The Sunday Telegraph

Scarecrows on shaky ground as farms take a shine to lasers

- By Valerie Elliott

SCARECROWS could soon be consigned to history as farmers turn to lasers to protect their crops and livestock.

A 21st century replacemen­t may spell the end of the straw man in tatty clothes after farmers tested a £12,000 robotic laser gun which scares off birds by firing beams in their direction.

It is hoped the device can help protect chickens from avian flu spread by wild birds and stop the destructio­n of crops. The idea was developed after lasers manufactur­ed by the Bird Control Group were used to scare geese away from aircraft.

Farmer Daniel Hoebrichts, who runs Orchard Eggs, near East Grinstead in West Sussex, was given permission to trial the robot during the avian flu outbreak in the winter of 2016.

The results of the trial were not published but Mr Hoebrichts said it resulted in a 90 per cent reduction in the number of of wild birds visiting his farm.

He said: “When the wild birds saw the green light they sensed danger and immediatel­y flew away.
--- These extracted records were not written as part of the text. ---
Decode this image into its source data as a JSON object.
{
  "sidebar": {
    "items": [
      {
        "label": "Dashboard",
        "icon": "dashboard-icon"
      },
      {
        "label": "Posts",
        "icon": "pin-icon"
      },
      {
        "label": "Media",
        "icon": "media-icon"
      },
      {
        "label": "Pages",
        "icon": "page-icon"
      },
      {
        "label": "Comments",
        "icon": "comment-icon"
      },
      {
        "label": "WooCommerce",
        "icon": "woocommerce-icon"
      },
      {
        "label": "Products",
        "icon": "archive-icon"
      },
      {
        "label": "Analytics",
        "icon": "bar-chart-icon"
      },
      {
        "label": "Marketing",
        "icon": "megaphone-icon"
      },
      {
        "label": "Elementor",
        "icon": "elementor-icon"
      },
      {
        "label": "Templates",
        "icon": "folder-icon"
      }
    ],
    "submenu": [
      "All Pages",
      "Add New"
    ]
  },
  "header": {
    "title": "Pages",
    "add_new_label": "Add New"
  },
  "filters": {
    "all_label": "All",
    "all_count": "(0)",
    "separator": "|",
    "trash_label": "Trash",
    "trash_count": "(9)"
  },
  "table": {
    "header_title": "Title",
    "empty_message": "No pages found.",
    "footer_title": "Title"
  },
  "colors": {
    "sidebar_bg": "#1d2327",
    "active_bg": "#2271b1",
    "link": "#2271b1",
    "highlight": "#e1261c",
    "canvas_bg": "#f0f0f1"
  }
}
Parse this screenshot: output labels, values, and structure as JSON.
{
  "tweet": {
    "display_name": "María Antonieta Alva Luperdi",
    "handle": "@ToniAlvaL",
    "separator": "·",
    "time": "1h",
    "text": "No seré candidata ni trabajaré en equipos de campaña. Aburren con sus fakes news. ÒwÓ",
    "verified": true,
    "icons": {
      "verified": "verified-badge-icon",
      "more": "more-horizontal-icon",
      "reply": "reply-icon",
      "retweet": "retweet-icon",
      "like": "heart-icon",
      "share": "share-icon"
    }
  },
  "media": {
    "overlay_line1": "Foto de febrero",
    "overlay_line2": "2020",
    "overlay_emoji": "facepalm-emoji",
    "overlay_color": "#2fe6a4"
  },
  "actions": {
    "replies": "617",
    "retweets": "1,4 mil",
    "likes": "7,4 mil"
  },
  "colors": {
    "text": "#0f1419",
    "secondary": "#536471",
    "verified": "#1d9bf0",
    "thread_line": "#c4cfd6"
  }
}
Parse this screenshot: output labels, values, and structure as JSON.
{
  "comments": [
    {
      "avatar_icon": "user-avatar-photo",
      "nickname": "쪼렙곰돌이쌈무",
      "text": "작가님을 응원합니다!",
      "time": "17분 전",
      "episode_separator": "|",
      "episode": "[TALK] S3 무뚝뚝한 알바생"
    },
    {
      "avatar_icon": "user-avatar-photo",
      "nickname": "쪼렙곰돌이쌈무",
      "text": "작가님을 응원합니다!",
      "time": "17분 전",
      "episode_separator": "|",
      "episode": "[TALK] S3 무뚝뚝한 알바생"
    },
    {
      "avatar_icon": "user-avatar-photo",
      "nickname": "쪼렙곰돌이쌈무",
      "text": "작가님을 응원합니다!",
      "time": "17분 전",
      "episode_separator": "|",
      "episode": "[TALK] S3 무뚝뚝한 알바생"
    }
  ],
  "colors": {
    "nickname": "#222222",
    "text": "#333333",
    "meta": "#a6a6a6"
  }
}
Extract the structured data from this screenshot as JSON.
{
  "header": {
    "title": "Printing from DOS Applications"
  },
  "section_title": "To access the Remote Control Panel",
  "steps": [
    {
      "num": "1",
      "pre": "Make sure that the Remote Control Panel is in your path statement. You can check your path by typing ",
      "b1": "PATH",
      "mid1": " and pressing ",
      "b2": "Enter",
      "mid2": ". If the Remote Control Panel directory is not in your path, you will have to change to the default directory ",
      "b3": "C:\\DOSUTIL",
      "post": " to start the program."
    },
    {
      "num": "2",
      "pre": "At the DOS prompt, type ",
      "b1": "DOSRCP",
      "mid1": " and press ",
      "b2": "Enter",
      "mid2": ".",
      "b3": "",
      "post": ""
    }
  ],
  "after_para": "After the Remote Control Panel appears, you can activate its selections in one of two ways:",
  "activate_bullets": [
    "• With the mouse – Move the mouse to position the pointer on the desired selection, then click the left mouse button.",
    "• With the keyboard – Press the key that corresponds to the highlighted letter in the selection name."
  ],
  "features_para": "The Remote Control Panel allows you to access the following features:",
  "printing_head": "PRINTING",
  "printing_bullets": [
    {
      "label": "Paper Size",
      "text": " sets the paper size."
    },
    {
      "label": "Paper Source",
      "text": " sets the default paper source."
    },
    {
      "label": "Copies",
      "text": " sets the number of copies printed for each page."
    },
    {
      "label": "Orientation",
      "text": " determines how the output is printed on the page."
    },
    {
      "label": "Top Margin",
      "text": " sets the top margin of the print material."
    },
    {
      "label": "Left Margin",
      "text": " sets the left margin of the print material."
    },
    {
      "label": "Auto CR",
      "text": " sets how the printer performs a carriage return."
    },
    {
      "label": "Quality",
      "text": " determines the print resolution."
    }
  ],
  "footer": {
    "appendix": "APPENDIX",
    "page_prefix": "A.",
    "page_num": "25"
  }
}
The laser really works.”

The Department for Environmen­t, Food and Rural Affairs would not permit him to use the laser during the recent avian flu alert.

But he hopes new research from Dr Armin Elbers, a Dutch epidemiolo­gist, of Wageningen University, will persuade government vets to allow use of the laser robots next winter when migratory birds heighten the risk of spreading avian flu to Britain.

The study on a Dutch free range poultry farm had dramatic results with the numbers of wild birds declining by 99.7 per cent when the laser eye was used. The green eye was attached to an 18ft high platform and was operated from 5pm to 10am when wild birds usually look for food or swim in puddles of water on the farm.

Rik Bakker, the chief executive the Bird Control Group, said: “I think the main point about the study is that it confirms what we have seen in the fields but have not been able to prove.”

The latest victim of automation is the scarecrow: farmers have started protecting their crops with lasers instead, which Worzel Gummidge just can’t compete with. The last thing Britain needs is to add to the roll call of the unemployed, but progress, they say, cannot be stopped.

So what are scarecrows to do? Test-crashdummy? Teach police dogs to bite? Demand for mannequins is currently low because department stores are shut, and there’s little room for upskilling: with all the will in the world, a scarecrow isn’t going to pass as a bus driver.

What job requires a man to be present but not do anything, yet strike terror in the heart of all who see him? Problem solved: stick the scarecrows in the Commons.